Check here first if you suspect a Linux or hardware issue, and if snd.log
and snd.log
don’t have the information you need.
$ dmesg
[RDU]: Number of RDUs Found: 8
[IOCTL]: Mapped: size 0x40000000 va 0x7f64c0000000 pa 0xfc0000000 da 0xfc0000000 num_pg 0x1
[IOCTL]: Mapped: size 0x40000000 va 0x7f6440000000 pa 0xf80000000 da 0xf80000000 num_pg 0x1
[KRM]: Tile Scrubbing Devmem Address for RDU[0] : 3ff0000000
[KRM]: Tile Scrubbed on RDU: 0 and Tile: 0
Check the status of RDUs
Before you look at the status of RDUs, it’s important you understand what state can mean:
-
Functional state. Functional state shows whether the physical hardware is healthy or unhealthy. Do not use an RDU that is functionally unhealthy (has a fault diagnosed against it). Some human interaction is usually necessary.
-
Operational state. Each RDU (but not sub-RDU components like tiles or PCIe links) has an operational state which is tracked by SND and can be retrieved using the snconfig tool’s show Node op-state command. At times, RDUs are operationally unusable, even though no problem with the functional state was found.

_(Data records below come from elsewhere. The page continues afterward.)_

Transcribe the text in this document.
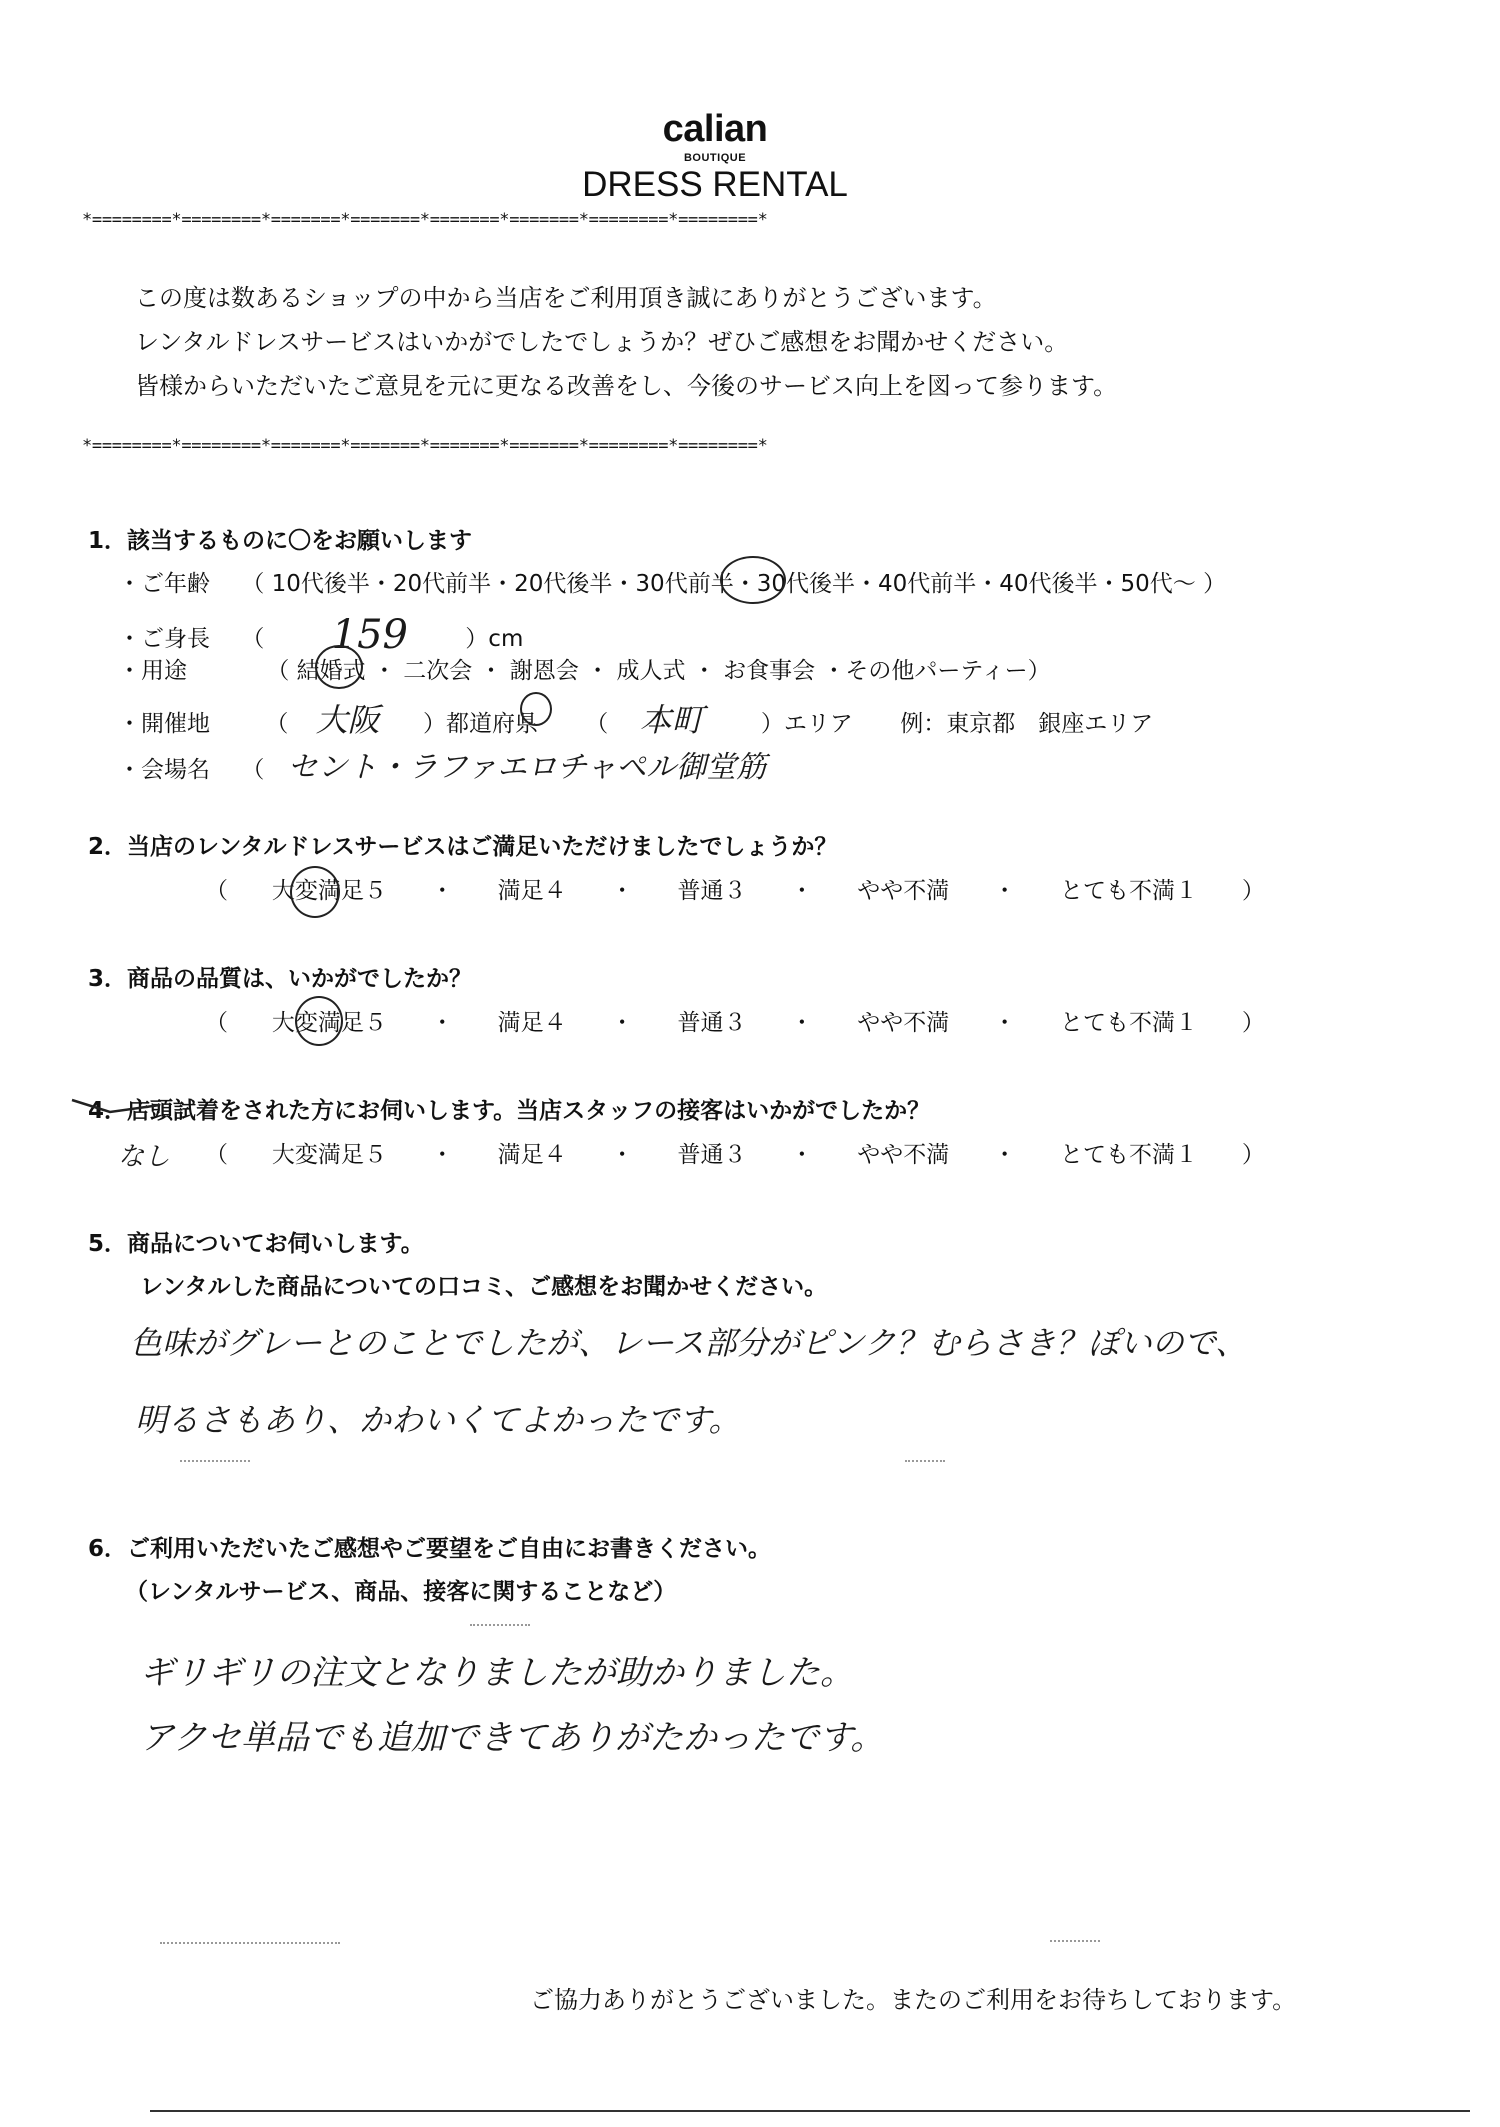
calian
BOUTIQUE
DRESS RENTAL
*========*========*=======*=======*=======*=======*========*========*
この度は数あるショップの中から当店をご利用頂き誠にありがとうございます。
レンタルドレスサービスはいかがでしたでしょうか？ぜひご感想をお聞かせください。
皆様からいただいたご意見を元に更なる改善をし、今後のサービス向上を図って参ります。
*========*========*=======*=======*=======*=======*========*========*
1．該当するものに〇をお願いします
・ご年齢 （ 10代後半・20代前半・20代後半・30代前半・30代後半・40代前半・40代後半・50代～ ）
・ご身長 （ 159 ）cm
・用途	（ 結婚式 ・ 二次会 ・ 謝恩会 ・ 成人式 ・ お食事会 ・その他パーティー）
・開催地 （ 大阪 ）都道府県 （ 本町 ）エリア 例：東京都　銀座エリア
・会場名 （ セント・ラファエロチャペル御堂筋
2．当店のレンタルドレスサービスはご満足いただけましたでしょうか？
（ 大変満足５ ・ 満足４ ・ 普通３ ・ やや不満 ・ とても不満１ ）
3．商品の品質は、いかがでしたか？
（ 大変満足５ ・ 満足４ ・ 普通３ ・ やや不満 ・ とても不満１ ）
4．店頭試着をされた方にお伺いします。当店スタッフの接客はいかがでしたか？
なし （ 大変満足５ ・ 満足４ ・ 普通３ ・ やや不満 ・ とても不満１ ）
5．商品についてお伺いします。
レンタルした商品についての口コミ、ご感想をお聞かせください。
色味がグレーとのことでしたが、レース部分がピンク？むらさき？ぽいので、
明るさもあり、かわいくてよかったです。
6．ご利用いただいたご感想やご要望をご自由にお書きください。
（レンタルサービス、商品、接客に関することなど）
ギリギリの注文となりましたが助かりました。
アクセ単品でも追加できてありがたかったです。
ご協力ありがとうございました。またのご利用をお待ちしております。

Here’s the command to retrieve operational state:
root@labhost42:/opt/sambaflow/bin snconfig show Node op-state
Output includes the status for each RDU, for example:
/NODE/XRDU_0/RDU_0 RDU ID: 0 Status: RDU_STATE_FUNCTIONAL /NODE/XRDU_0/RDU_1 RDU ID: 1 Status: RDU_STATE_FUNCTIONAL /NODE/XRDU_1/RDU_0 RDU ID: 2 Status: RDU_STATE_FUNCTIONAL /NODE/XRDU_1/RDU_1 RDU ID: 3 Status: RDU_STATE_FUNCTIONAL /NODE/XRDU_2/RDU_0 RDU ID: 4 Status: RDU_STATE_FUNCTIONAL /NODE/XRDU_2/RDU_1 RDU ID: 5 Status: RDU_STATE_FUNCTIONAL /NODE/XRDU_3/RDU_0 RDU ID: 6 Status: RDU_STATE_FUNCTIONAL /NODE/XRDU_3/RDU_1 RDU ID: 7 Status: RDU_STATE_FUNCTIONAL
Operational State Name | Interpretation | Recoverability |
---|---|---|
RDU_STATE_UNAVAILABLE |
RDU is not available and won’t be available until some human action is taken |
Unrecoverable. Some human action is required. |
RDU_STATE_DEGRADED |
RDU is functional, but with some degredation (may have PCIe links down/slow, incomplete memory, or fewer tiles than expected). Consumers should check fault management and determine whether the RDU’s state is acceptable |
Potentially recoverable. No human action needed unless the specific degradation is not acceptable for the user’s use case. |
RDU_STATE_PENDING |
Runtime is currently operating on this RDU and therefore it is unusable. Consumers should poll until it reaches a different state. |
Potentially recoverable. No human action needed until state is transitioned further. |
RDU_STATE_FUNCTIONAL |
RDU is fully healthy and no further investigation is needed |
RDU is fully healthy. |
Operational state does not take into account allocation status. An RDU that is fully healthy and ready to be used, but currently used by an application shows up in the RDU_STATE_FUNCTIONAL operational state.